The ingredients tend to vary depending on where you are in the Philippines. Most varieties of Halo Halo contain evaporated milk, fresh tropical fruit, ice cream, and shaved ice. There’s also jelly or a jelly substitute, in addition to an exotic ingredient that’s similar to Rice Krispies.
5 Chilli Crab: Fine Dining From The Streets Of Singapore
Now you can get chili crab in restaurants all over the world. But many credit the invention of the dish to Cher Yam Tian, who first served chili crab to customers from a street cart during the 1950s, according to Rough Guides. So it may not be a strictly street food anymore, but it certainly started out that way!

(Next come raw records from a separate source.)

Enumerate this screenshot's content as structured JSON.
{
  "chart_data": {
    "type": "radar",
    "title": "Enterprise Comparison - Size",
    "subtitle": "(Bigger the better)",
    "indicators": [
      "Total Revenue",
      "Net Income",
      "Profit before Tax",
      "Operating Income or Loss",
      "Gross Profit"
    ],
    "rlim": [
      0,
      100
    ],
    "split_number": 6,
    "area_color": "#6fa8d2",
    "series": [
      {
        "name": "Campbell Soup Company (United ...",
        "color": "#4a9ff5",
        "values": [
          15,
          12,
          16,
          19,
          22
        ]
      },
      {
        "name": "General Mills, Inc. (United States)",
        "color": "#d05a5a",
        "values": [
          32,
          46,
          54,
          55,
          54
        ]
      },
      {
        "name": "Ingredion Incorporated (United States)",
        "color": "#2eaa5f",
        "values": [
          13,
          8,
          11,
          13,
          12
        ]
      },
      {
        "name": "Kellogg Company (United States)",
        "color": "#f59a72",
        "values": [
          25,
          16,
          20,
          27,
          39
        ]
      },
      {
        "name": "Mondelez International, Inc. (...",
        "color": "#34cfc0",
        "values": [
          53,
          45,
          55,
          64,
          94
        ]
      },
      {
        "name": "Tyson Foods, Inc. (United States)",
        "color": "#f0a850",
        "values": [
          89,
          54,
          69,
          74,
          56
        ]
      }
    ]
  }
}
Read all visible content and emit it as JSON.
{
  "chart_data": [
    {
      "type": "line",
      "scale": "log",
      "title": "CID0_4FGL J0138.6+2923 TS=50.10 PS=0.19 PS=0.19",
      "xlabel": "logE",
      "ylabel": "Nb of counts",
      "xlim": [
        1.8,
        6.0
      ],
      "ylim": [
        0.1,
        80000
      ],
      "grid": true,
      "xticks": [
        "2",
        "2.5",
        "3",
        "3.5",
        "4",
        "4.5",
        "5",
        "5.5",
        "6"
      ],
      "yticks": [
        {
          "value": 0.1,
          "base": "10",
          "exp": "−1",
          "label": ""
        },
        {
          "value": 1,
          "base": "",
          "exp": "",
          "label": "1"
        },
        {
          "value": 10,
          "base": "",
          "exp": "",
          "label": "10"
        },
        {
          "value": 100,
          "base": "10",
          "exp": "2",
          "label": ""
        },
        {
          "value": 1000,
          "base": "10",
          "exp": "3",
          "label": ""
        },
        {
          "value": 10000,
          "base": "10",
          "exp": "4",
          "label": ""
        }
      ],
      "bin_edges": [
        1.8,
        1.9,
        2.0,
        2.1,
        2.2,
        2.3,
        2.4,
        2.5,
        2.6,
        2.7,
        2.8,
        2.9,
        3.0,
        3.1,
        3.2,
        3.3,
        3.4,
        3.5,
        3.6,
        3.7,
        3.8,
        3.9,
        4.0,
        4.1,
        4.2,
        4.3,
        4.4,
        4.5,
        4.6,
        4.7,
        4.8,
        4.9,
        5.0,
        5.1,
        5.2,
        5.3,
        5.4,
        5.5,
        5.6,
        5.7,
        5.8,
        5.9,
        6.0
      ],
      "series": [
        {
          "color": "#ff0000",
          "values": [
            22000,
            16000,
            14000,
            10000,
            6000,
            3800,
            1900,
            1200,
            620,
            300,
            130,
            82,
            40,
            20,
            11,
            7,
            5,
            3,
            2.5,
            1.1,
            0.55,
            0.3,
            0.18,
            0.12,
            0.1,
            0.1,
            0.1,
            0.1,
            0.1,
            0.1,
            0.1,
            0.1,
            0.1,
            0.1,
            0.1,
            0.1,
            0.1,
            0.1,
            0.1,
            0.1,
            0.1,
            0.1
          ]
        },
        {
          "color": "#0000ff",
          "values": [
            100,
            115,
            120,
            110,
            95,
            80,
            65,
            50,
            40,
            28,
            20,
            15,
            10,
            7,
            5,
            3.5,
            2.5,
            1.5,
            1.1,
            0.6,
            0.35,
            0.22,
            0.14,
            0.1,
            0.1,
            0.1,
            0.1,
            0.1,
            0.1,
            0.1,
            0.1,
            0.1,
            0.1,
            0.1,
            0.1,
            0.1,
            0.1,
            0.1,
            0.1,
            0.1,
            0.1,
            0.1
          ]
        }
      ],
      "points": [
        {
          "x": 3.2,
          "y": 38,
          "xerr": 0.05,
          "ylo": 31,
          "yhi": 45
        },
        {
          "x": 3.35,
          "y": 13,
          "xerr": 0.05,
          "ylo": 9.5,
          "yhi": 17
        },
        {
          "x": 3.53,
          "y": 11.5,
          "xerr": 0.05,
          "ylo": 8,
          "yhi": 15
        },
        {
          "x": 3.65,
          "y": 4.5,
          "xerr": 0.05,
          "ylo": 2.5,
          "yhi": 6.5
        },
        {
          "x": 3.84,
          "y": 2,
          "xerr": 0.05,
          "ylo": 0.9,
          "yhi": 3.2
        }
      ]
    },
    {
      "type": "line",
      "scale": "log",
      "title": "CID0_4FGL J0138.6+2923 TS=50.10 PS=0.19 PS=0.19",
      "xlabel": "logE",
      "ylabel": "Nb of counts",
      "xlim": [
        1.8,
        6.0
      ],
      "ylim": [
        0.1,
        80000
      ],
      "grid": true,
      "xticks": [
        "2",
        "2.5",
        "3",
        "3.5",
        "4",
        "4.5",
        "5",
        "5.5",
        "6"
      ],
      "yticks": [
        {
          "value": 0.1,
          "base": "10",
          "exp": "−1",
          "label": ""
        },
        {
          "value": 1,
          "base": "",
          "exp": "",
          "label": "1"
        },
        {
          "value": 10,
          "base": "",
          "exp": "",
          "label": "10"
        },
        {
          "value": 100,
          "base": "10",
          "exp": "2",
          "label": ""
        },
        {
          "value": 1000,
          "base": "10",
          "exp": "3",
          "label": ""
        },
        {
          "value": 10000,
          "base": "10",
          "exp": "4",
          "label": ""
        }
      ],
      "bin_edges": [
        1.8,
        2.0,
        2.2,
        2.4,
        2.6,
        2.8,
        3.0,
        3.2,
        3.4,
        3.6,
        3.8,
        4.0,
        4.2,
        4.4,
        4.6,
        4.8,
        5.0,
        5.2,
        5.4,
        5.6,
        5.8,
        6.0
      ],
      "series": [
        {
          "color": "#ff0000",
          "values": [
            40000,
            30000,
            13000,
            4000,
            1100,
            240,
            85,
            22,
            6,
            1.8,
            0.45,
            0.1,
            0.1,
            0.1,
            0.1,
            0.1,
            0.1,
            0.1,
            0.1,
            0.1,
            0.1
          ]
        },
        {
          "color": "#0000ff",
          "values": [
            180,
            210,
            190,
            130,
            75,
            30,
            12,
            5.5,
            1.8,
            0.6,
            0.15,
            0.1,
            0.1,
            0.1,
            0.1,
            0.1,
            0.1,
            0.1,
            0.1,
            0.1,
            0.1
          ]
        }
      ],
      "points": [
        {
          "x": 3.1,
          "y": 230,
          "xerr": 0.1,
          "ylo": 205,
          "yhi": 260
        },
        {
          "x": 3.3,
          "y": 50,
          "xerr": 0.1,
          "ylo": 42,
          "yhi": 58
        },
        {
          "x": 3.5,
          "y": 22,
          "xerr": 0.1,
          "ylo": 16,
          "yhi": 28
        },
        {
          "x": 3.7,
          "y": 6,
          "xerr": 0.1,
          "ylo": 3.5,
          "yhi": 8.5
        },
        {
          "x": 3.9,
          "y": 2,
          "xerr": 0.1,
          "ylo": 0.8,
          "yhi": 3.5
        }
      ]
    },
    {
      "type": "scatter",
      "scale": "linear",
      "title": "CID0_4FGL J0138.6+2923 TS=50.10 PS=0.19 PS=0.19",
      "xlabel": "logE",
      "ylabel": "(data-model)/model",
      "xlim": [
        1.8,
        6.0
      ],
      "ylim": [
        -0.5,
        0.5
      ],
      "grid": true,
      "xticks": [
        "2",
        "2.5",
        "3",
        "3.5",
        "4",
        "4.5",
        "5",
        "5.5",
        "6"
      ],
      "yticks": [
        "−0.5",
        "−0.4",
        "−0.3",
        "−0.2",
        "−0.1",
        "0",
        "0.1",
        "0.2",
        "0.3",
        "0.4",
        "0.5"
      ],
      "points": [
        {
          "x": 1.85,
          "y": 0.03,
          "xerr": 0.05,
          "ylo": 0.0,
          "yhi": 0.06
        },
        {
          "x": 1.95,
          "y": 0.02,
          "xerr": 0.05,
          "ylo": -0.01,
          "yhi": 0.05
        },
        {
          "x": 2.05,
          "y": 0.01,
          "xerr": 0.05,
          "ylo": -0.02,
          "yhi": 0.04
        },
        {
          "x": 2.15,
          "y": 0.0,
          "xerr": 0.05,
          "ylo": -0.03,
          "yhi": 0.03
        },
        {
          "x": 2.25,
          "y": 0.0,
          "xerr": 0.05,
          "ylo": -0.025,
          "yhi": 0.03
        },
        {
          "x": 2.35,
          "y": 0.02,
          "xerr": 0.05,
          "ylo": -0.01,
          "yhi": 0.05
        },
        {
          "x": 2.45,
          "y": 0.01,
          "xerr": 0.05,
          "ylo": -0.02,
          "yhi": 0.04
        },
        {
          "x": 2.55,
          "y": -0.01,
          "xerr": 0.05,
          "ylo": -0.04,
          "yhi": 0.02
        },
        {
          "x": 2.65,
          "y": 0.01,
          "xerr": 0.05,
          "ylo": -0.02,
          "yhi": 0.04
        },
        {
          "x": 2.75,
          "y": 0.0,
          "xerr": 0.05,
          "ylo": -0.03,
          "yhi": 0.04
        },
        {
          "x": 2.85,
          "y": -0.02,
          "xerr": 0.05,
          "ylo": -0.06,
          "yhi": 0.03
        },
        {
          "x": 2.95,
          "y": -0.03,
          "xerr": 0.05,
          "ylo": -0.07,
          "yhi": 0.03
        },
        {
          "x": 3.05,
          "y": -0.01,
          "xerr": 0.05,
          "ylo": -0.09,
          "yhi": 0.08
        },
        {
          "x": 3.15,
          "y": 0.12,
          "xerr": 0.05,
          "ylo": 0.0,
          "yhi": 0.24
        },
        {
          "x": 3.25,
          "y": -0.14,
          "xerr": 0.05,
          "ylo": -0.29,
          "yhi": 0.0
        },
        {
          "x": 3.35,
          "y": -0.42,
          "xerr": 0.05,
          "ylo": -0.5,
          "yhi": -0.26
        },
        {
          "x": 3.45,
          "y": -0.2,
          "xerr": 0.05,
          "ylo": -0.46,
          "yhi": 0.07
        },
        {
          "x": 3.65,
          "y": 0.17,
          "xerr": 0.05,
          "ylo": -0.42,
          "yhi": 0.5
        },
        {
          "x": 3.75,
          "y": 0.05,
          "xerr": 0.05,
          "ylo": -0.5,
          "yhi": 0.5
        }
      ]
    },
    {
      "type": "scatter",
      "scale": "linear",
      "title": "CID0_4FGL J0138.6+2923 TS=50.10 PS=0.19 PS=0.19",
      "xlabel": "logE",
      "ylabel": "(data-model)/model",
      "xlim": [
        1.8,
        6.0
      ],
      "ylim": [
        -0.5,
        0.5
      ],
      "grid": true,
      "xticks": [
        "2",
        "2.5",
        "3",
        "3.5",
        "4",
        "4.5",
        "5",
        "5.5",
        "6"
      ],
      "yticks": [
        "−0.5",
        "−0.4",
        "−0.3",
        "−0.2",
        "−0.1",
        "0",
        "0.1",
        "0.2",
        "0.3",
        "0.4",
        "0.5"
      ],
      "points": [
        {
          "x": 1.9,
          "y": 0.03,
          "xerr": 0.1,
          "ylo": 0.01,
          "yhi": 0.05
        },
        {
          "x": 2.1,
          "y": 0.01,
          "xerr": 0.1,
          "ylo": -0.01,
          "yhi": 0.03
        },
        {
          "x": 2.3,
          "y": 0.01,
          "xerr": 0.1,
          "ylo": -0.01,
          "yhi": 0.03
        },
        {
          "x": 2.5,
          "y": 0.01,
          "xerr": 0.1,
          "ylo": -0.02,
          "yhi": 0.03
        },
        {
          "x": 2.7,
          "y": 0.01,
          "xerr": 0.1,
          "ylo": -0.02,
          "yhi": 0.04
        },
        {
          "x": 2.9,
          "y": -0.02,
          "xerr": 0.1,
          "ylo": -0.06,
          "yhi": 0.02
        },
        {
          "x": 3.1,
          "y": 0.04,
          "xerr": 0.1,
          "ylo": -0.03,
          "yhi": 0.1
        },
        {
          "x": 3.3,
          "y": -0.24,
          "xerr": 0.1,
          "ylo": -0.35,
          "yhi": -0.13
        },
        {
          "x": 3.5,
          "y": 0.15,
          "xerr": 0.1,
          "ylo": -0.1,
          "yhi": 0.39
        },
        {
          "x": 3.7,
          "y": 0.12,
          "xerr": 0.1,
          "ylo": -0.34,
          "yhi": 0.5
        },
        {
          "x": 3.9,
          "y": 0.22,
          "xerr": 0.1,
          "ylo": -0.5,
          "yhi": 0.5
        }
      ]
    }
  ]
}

Traditional Singaporean chili crab is served whole. The sauce that comes with it is made using tomato, egg, and chili, and ends up having both a sweet and sour flavor.
4 Burek: Crispy Delicacy In Eastern Europe
Across Eastern Europe, you’ll be able to find variations of the addictive pastry known as Burek. Whether you’re in the streets of Dubrovnik’s Old Town or on your way to Sarajevo, it shouldn’t be too difficult to get your hands on some delicious Burek.
In Bosnia, Burek is usually stuffed with ground meat and then cooked to golden perfection. When it’s served, the flaky pastry just melts in your mouth. There are plenty of other pastries on offer is Bosnia, and the rest of Eastern Europe, but Burek tends to be the one that leaves the biggest impression.
3 Falafel: Healthy Treat In Israel
Almost everyone has tried falafel at some point in their lives. Now one of the most popular foods among health fanatics everywhere, falafel is actually thought to have originated in Tel Aviv, Israel. And in our opinion, the street vendors of Tel Aviv still make the best falafel in the world.
The recipe has been adapted to suit a variety of tends, but Hostel World reveals that the classic version in Israel is made using ground chickpea, cumin, coriander, paprika, garlic, onion, and parsley. Street vendors might sell it wrapped in pita or on its own.
2 Anticuchos: For Meat Lovers In Peru
If you’re a real meat lover, then you’ll want to try Anticuchos while in Peru. Though they resemble any regular kebab, these Peruvian specialties are probably different from the kebabs that you’re used to. Why? In most cases, they’re made using cow’s heart.
The heart is marinated in a variety of spices and vinegar and is then threaded onto skewers in between vegetables such as mushrooms, onions, carrots, and peppers. Normally, Anticuchos come served with some kind of carb, like a boiled potato or a piece of bread, and are topped with a garlicky, lemony sauce.
1 Bunny Chow: Rich Comfort Food In South Africa
Contrary to what you might be thinking, Bunny Chow is not food for rabbits. And no rabbits are ever harmed in the process of making it. Basically, this South African classic is thick curry served in a hollowed loaf of bread.
The most famous street food in Durban, Bunny Chow can come with a variety of fillings, many of them having an element of spice. Originating as cheap food from a time where locals didn’t have a lot of money, the dish today is adored among South Africans.